Any drivable vehicle should go through a rigorous inspection before you buy it. The same holds true for industrial cranes. This is a piece of construction equipment that is a major expense, and you want to be sure it will function properly for a long time to come. Here is what you need to inspect before you buy an industrial crane.

Inspect the Controls

The controls should shift easily. There should be no slippage from one gear or position to the next. The controls should also effectively control the parts of the crane they are meant to control. The crane should be able to move 360 degrees in a circle, and raise and lower with no problems whatsoever. Additionally, there should be no squeaking, squealing, or grinding sounds accompanying the controls as they are moved.

Inspect the Crawler Tracks (If Applicable)

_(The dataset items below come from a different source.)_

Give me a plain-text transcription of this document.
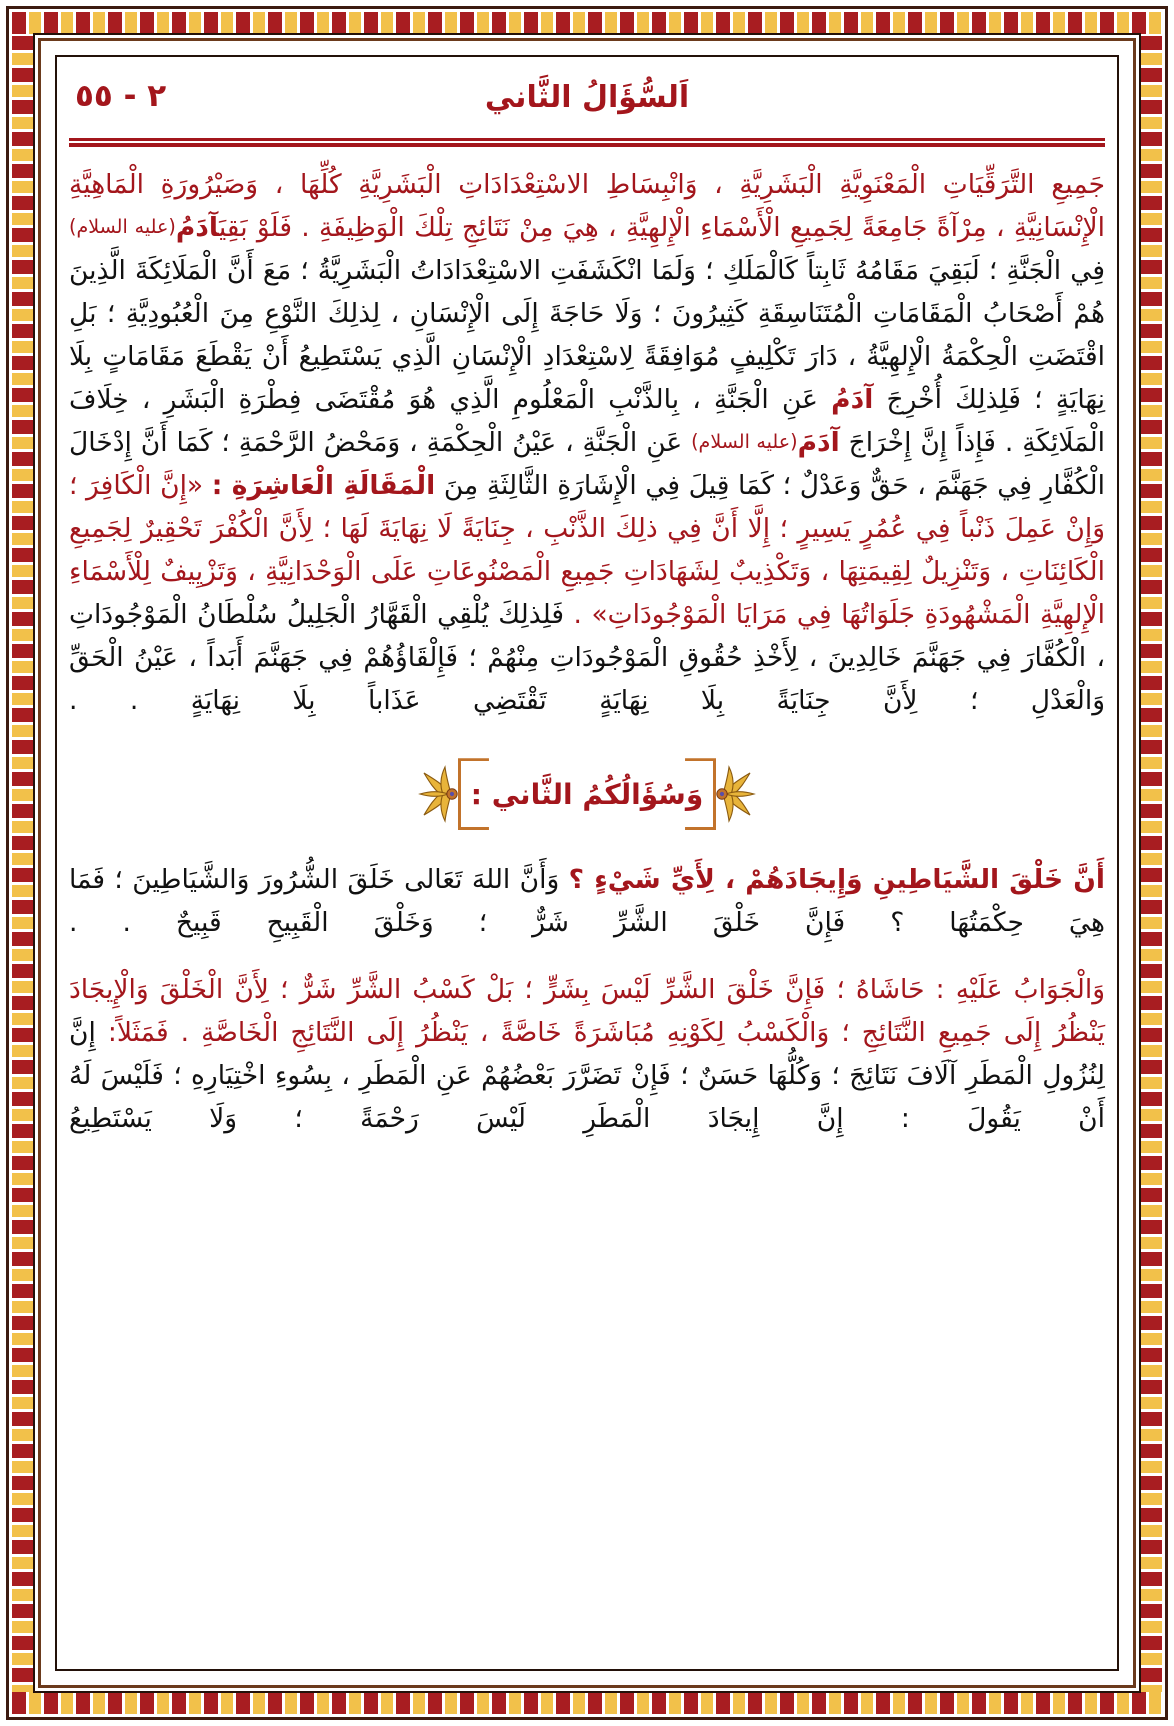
٢ - ٥٥	اَلسُّؤَالُ الثَّاني

جَمِيعِ التَّرَقِّيَاتِ الْمَعْنَوِيَّةِ الْبَشَرِيَّةِ ، وَانْبِسَاطِ الاسْتِعْدَادَاتِ الْبَشَرِيَّةِ كُلِّهَا ، وَصَيْرُورَةِ الْمَاهِيَّةِ الْإِنْسَانِيَّةِ ، مِرْآةً جَامِعَةً لِجَمِيعِ الْأَسْمَاءِ الْإِلهِيَّةِ ، هِيَ مِنْ نَتَائِجِ تِلْكَ الْوَظِيفَةِ . فَلَوْ بَقِيَآدَمُ(عليه السلام) فِي الْجَنَّةِ ؛ لَبَقِيَ مَقَامُهُ ثَابِتاً كَالْمَلَكِ ؛ وَلَمَا انْكَشَفَتِ الاسْتِعْدَادَاتُ الْبَشَرِيَّةُ ؛ مَعَ أَنَّ الْمَلَائِكَةَ الَّذِينَ هُمْ أَصْحَابُ الْمَقَامَاتِ الْمُتَنَاسِقَةِ كَثِيرُونَ ؛ وَلَا حَاجَةَ إِلَى الْإِنْسَانِ ، لِذلِكَ النَّوْعِ مِنَ الْعُبُودِيَّةِ ؛ بَلِ اقْتَضَتِ الْحِكْمَةُ الْإِلهِيَّةُ ، دَارَ تَكْلِيفٍ مُوَافِقَةً لِاسْتِعْدَادِ الْإِنْسَانِ الَّذِي يَسْتَطِيعُ أَنْ يَقْطَعَ مَقَامَاتٍ بِلَا نِهَايَةٍ ؛ فَلِذلِكَ أُخْرِجَ آدَمُ عَنِ الْجَنَّةِ ، بِالذَّنْبِ الْمَعْلُومِ الَّذِي هُوَ مُقْتَضَى فِطْرَةِ الْبَشَرِ ، خِلَافَ الْمَلَائِكَةِ . فَإِذاً إِنَّ إِخْرَاجَ آدَمَ(عليه السلام) عَنِ الْجَنَّةِ ، عَيْنُ الْحِكْمَةِ ، وَمَحْضُ الرَّحْمَةِ ؛ كَمَا أَنَّ إِدْخَالَ الْكُفَّارِ فِي جَهَنَّمَ ، حَقٌّ وَعَدْلٌ ؛ كَمَا قِيلَ فِي الْإِشَارَةِ الثَّالِثَةِ مِنَ الْمَقَالَةِ الْعَاشِرَةِ : «إِنَّ الْكَافِرَ ؛ وَإِنْ عَمِلَ ذَنْباً فِي عُمُرٍ يَسِيرٍ ؛ إِلَّا أَنَّ فِي ذلِكَ الذَّنْبِ ، جِنَايَةً لَا نِهَايَةَ لَهَا ؛ لِأَنَّ الْكُفْرَ تَحْقِيرٌ لِجَمِيعِ الْكَائِنَاتِ ، وَتَنْزِيلٌ لِقِيمَتِهَا ، وَتَكْذِيبٌ لِشَهَادَاتِ جَمِيعِ الْمَصْنُوعَاتِ عَلَى الْوَحْدَانِيَّةِ ، وَتَزْيِيفٌ لِلْأَسْمَاءِ الْإِلهِيَّةِ الْمَشْهُودَةِ جَلَوَاتُهَا فِي مَرَايَا الْمَوْجُودَاتِ» . فَلِذلِكَ يُلْقِي الْقَهَّارُ الْجَلِيلُ سُلْطَانُ الْمَوْجُودَاتِ ، الْكُفَّارَ فِي جَهَنَّمَ خَالِدِينَ ، لِأَخْذِ حُقُوقِ الْمَوْجُودَاتِ مِنْهُمْ ؛ فَإِلْقَاؤُهُمْ فِي جَهَنَّمَ أَبَداً ، عَيْنُ الْحَقِّ وَالْعَدْلِ ؛ لِأَنَّ جِنَايَةً بِلَا نِهَايَةٍ تَقْتَضِي عَذَاباً بِلَا نِهَايَةٍ . .

وَسُؤَالُكُمُ الثَّاني :

أَنَّ خَلْقَ الشَّيَاطِينِ وَإِيجَادَهُمْ ، لِأَيِّ شَيْءٍ ؟ وَأَنَّ اللهَ تَعَالى خَلَقَ الشُّرُورَ وَالشَّيَاطِينَ ؛ فَمَا هِيَ حِكْمَتُهَا ؟ فَإِنَّ خَلْقَ الشَّرِّ شَرٌّ ؛ وَخَلْقَ الْقَبِيحِ قَبِيحٌ . .

وَالْجَوَابُ عَلَيْهِ : حَاشَاهُ ؛ فَإِنَّ خَلْقَ الشَّرِّ لَيْسَ بِشَرٍّ ؛ بَلْ كَسْبُ الشَّرِّ شَرٌّ ؛ لِأَنَّ الْخَلْقَ وَالْإِيجَادَ يَنْظُرُ إِلَى جَمِيعِ النَّتَائِجِ ؛ وَالْكَسْبُ لِكَوْنِهِ مُبَاشَرَةً خَاصَّةً ، يَنْظُرُ إِلَى النَّتَائِجِ الْخَاصَّةِ . فَمَثَلاً: إِنَّ لِنُزُولِ الْمَطَرِ آلَافَ نَتَائِجَ ؛ وَكُلُّهَا حَسَنٌ ؛ فَإِنْ تَضَرَّرَ بَعْضُهُمْ عَنِ الْمَطَرِ ، بِسُوءِ اخْتِيَارِهِ ؛ فَلَيْسَ لَهُ أَنْ يَقُولَ : إِنَّ إِيجَادَ الْمَطَرِ لَيْسَ رَحْمَةً ؛ وَلَا يَسْتَطِيعُ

If you are planning to buy a crane on crawler tracks, be sure to investigate the tracks as well. Crawler tracks are notorious for slipping off or breaking when the hit something especially hard or get stuck several inches down in mud. The rotating wheels that keep the tracks going in a loop need to be examined as well. If even one of these wheels is damaged, the tracks will not function properly, and then your tracks will jam or break.

Check "under the Hood"

As with any engine-driven vehicle, you absolutely have to inspect the engine before you buy the vehicle. All heavy duty trucks and construction equipment vehicles operate on diesel fuel, so there will be a diesel engine inside. If you are unfamiliar with what to look for in a diesel engine, take a diesel mechanic with you to inspect the crane's engine. It is better to be safe than sorry.

Inspect the Boom Arm and Winch

Finally, it is a crane, so you should inspect that which makes a crane, a crane; the boom arm and winch. Failure rates of boom arms are not something you want to mess with. It costs you time, money, and good employees. Make sure the winch, cable, and hook are all secure and fully functional. Check the boom arm for loose bolts and nuts. Nothing should be loose except the swinging hook at the end of the cable, and even that should be securely attached to the cable. If absolutely everything passes inspection, buy yourself that new crane and get down to business!